Apart from theoretical interest I have a practical task. We have 3 TrueNASes in separate datacenters we use as storages for our backups (let's say, they are 3 Tb each). We are establishing an off-site server which should hold replicas of all 3 servers. How large should be our storage? Now I see that if we replicate all pools, target server should have all 3 replicas on one pool for dedup to run across all three replicas. But resulting storage should not be less than 9 Tb in case dedup between datasets won't be effective.
There's that pesky Tb again

. (Again, it's a pet peeve; don't take it personally)
It's not clear that your off-site server should only have one pool.
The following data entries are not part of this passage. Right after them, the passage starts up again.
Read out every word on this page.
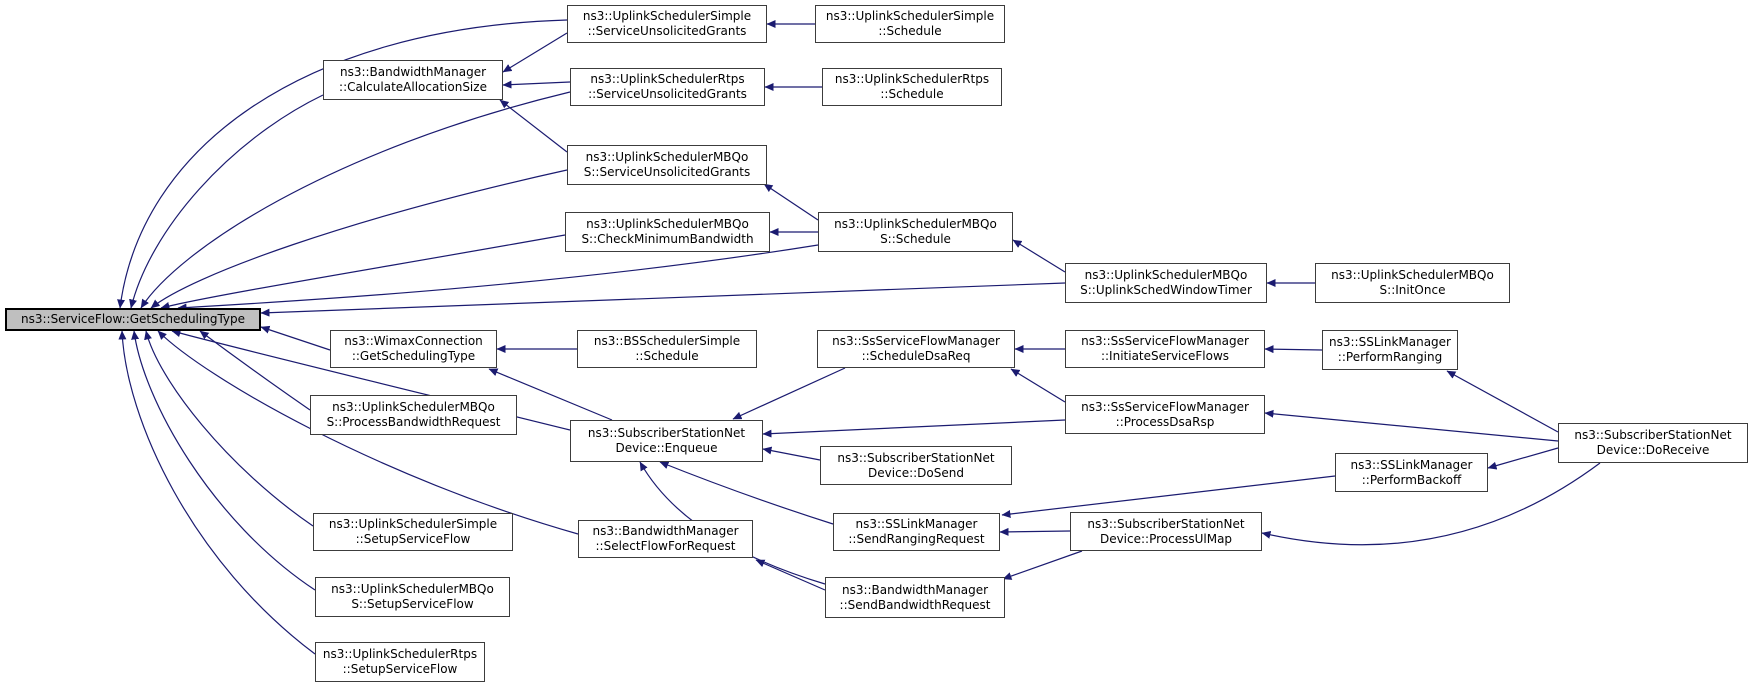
ns3::ServiceFlow::GetSchedulingType
ns3::BandwidthManager
::CalculateAllocationSize
ns3::UplinkSchedulerSimple
::ServiceUnsolicitedGrants
ns3::UplinkSchedulerSimple
::Schedule
ns3::UplinkSchedulerRtps
::ServiceUnsolicitedGrants
ns3::UplinkSchedulerRtps
::Schedule
ns3::UplinkSchedulerMBQo
S::ServiceUnsolicitedGrants
ns3::UplinkSchedulerMBQo
S::CheckMinimumBandwidth
ns3::UplinkSchedulerMBQo
S::Schedule
ns3::UplinkSchedulerMBQo
S::UplinkSchedWindowTimer
ns3::UplinkSchedulerMBQo
S::InitOnce
ns3::WimaxConnection
::GetSchedulingType
ns3::BSSchedulerSimple
::Schedule
ns3::SsServiceFlowManager
::ScheduleDsaReq
ns3::SsServiceFlowManager
::InitiateServiceFlows
ns3::SSLinkManager
::PerformRanging
ns3::UplinkSchedulerMBQo
S::ProcessBandwidthRequest
ns3::SubscriberStationNet
Device::Enqueue
ns3::SubscriberStationNet
Device::DoSend
ns3::SsServiceFlowManager
::ProcessDsaRsp
ns3::SubscriberStationNet
Device::DoReceive
ns3::SSLinkManager
::PerformBackoff
ns3::SSLinkManager
::SendRangingRequest
ns3::SubscriberStationNet
Device::ProcessUlMap
ns3::BandwidthManager
::SendBandwidthRequest
ns3::BandwidthManager
::SelectFlowForRequest
ns3::UplinkSchedulerSimple
::SetupServiceFlow
ns3::UplinkSchedulerMBQo
S::SetupServiceFlow
ns3::UplinkSchedulerRtps
::SetupServiceFlow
It may be smarter, from a data segregation perspective, to maintain three separate pools on that server. That really depends on your use case, but it's what I would suggest in these kind of applications. However, if you are limited to only one set of disks, that kind of makes the decision for you.
9TB would, for this example, be your safe lower limit. However, you may definitely be able to lower that, if you can somehow characterize your data in a way that you're confident that your dedup ratio between servers would be high. For example, if you're doing full file-system backups of Windows machines, you can be pretty dang confident that the data is highly redundant between servers.
Unfortunately, I know of no easy way to calculate this, other than just testing it.
And another question related to replication. It involves snapshots and do snapshots also use common deduplicated blocks with its parent dataset or pool?
Yes. A good way to think of snapshots is just pointers to a point-in-time configuration of the dataset. When ZFS writes updated data, it always performs a copy-on-write: make a copy of the existing data, merge it with the new data, and then write that modified data to disk, leaving the original data untouched. Then, it can mark the original data as unneeded (or overwritable). However, if there's a dataset, then that dataset continues to point to that original data, so that original data is left alone, and not marked as overwritable.
A consequence of this behavior is that snapshots and deduplication can cause sudden and unexpected ballooning in your dataset. For example, imagine that I have a dozen Windows clients that back up to a server with deduplication. Great, now I'm basically using one client worth of data to store a dozen clients. But if each client gets a snapshot at a different point in time (aka, with different files), then deduplication is useless on those snapshots, and suddenly I'm dealing with 12x that amount of data. Definitely not insurmountable, but something to be mindful of.
A good solution to this problem is to use a fast server to store the most recent week or so of data (maximizing the space saving from small snapshots and deduplication, and therefore saving money on fast storage), and then use a large and slow server to store older backups (maximizing the cost efficiency of huge storage arrays).